Biliary atresia (BILL-ee-air-ee uh-TREEZ-ya): A condition that results when the bile ducts inside or outside the liver don’t have normal openings. Bile becomes trapped in the liver, causing jaundice and cirrhosis. This condition is present from birth and without surgery may cause death.
Biopsy (BYE-op-see): Removing a small piece of tissue to view under a microscope.
Cirrhosis (sir-ROH-sis): A chronic liver condition caused by scar tissue and damage to cells. Cirrhosis makes it hard for the liver to remove poisons (toxins) like alcohol and drugs from the blood. These toxins build up in the blood and may affect the brain.
Cyclosporine (sy-klo-SPOR-in): An immunosuppressant used after transplantation to prevent rejection.
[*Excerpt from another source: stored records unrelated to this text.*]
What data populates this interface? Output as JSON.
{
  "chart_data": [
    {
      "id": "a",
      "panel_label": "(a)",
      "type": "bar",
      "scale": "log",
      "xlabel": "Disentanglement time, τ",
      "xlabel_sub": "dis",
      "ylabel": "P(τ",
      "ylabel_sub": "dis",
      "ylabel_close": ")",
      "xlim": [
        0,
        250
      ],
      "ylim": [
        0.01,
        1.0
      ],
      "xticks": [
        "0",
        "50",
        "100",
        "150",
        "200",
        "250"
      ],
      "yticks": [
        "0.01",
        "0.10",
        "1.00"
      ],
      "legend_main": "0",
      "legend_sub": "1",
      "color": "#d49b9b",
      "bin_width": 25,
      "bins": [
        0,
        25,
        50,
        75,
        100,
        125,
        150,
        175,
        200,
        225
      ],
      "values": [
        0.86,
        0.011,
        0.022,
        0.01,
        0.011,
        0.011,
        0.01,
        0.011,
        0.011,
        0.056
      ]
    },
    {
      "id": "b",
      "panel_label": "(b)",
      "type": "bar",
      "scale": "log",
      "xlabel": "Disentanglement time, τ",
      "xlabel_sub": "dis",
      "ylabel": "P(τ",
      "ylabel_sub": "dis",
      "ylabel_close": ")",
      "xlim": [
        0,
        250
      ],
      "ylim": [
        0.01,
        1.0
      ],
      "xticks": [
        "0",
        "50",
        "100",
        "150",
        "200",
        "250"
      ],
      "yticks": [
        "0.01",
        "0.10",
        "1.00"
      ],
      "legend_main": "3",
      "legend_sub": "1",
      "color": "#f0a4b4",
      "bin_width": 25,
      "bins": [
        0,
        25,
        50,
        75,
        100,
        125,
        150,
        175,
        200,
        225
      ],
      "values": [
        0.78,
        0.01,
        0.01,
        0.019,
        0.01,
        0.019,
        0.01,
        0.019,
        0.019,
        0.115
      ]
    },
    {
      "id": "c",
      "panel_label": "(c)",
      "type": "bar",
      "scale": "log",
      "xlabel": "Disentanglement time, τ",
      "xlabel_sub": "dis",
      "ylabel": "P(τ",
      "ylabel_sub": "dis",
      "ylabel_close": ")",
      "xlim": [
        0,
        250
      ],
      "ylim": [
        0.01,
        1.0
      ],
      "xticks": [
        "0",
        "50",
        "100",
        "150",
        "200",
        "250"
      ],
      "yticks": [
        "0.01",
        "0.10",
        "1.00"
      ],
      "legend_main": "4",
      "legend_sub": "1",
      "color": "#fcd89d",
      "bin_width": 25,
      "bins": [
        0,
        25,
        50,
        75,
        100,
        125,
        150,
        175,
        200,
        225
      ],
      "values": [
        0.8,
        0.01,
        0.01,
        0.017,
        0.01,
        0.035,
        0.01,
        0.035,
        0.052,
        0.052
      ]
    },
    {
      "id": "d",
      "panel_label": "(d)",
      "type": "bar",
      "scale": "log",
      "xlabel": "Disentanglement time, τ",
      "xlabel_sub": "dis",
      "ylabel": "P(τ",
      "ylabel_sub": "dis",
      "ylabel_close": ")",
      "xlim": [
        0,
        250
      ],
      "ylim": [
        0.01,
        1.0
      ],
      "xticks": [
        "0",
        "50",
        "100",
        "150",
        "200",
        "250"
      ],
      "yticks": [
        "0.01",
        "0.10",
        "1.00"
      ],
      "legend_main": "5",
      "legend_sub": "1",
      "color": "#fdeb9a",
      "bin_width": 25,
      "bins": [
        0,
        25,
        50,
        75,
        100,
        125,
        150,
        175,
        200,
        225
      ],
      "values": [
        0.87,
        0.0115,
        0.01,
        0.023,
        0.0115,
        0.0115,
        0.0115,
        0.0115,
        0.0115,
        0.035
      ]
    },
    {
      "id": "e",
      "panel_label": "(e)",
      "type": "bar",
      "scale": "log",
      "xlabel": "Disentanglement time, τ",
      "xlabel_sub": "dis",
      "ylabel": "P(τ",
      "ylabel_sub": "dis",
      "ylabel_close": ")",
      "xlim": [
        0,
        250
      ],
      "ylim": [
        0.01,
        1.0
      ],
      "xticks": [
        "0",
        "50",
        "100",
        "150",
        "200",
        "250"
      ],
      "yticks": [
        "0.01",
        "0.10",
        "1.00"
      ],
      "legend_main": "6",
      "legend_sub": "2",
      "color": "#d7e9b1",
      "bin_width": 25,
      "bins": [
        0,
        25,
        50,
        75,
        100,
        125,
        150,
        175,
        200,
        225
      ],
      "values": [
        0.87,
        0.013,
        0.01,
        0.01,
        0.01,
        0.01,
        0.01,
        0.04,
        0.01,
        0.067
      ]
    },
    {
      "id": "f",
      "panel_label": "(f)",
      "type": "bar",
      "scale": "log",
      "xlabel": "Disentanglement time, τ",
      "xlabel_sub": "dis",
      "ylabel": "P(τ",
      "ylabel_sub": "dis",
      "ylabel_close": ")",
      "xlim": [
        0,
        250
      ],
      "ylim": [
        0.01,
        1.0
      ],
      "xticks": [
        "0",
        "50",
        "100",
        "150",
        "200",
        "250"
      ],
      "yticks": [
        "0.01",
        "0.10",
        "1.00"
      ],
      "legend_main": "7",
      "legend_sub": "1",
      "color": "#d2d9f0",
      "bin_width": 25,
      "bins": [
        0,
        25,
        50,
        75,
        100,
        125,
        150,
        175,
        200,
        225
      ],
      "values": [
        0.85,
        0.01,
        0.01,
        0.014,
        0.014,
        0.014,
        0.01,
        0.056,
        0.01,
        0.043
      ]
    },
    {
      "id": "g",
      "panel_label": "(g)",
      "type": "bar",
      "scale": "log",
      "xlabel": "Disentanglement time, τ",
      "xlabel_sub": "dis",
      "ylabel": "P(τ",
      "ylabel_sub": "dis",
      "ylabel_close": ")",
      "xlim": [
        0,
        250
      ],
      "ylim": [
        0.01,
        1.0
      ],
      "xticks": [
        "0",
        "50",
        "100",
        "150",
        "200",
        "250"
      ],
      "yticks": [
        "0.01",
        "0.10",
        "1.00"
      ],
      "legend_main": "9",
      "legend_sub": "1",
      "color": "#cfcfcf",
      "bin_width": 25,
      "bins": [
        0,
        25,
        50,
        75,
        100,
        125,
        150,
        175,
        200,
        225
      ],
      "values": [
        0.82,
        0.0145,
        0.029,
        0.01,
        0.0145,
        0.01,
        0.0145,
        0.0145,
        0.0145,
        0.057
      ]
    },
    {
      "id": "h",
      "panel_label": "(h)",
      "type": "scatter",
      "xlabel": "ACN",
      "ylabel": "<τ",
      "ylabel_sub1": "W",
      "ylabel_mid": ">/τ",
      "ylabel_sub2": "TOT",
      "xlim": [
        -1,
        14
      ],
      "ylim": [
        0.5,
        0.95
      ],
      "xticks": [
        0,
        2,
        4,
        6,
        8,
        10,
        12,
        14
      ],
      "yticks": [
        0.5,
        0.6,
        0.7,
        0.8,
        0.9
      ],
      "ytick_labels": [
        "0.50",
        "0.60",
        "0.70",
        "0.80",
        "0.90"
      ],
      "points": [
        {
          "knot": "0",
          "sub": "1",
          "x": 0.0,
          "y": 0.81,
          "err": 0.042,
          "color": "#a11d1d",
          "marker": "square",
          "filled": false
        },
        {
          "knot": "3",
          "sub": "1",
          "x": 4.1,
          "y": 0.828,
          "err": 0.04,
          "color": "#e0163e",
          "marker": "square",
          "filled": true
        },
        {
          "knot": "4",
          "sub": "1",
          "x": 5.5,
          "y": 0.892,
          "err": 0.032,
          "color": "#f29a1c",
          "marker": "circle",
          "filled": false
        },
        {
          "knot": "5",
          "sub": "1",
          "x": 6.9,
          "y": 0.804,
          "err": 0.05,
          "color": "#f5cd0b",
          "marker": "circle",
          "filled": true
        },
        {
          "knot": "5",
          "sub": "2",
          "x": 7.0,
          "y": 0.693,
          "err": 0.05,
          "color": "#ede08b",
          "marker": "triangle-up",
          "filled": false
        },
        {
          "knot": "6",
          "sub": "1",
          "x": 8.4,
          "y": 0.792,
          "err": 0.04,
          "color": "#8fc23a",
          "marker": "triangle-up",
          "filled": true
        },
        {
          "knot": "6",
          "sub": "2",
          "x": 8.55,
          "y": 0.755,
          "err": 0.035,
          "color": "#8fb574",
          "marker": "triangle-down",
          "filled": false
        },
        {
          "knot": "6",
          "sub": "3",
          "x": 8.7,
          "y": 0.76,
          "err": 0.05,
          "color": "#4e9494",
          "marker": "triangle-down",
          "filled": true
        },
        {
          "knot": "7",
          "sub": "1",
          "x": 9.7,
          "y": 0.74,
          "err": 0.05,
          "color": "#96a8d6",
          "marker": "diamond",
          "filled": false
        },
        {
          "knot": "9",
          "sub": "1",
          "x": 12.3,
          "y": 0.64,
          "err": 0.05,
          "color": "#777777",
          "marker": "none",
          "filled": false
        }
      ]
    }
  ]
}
Immunosuppressants (im-you-no-suh-PRESS-unts): Medicines that stop your immune system from attacking bacteria, viruses, and transplanted organs.
Jaundice (JAWN-dus): A symptom of many disorders. Jaundice causes the skin and the whites of the eyes to turn yellow.
Mycophenolate mofetil (MY-co-PHEN-olate MOF-i-til): An immunosuppressant used after transplantation to prevent rejection.
Sirolimus (si-RAW-lih-mus): An immunosuppressant used after transplantation to prevent rejection.
Steroids (STAIR-oids): A group of immunosuppressants used after transplantation to prevent rejection.
Tacrolimus (ta-CRAW-lih-mus): An immunosuppressant used after transplantation to prevent rejection.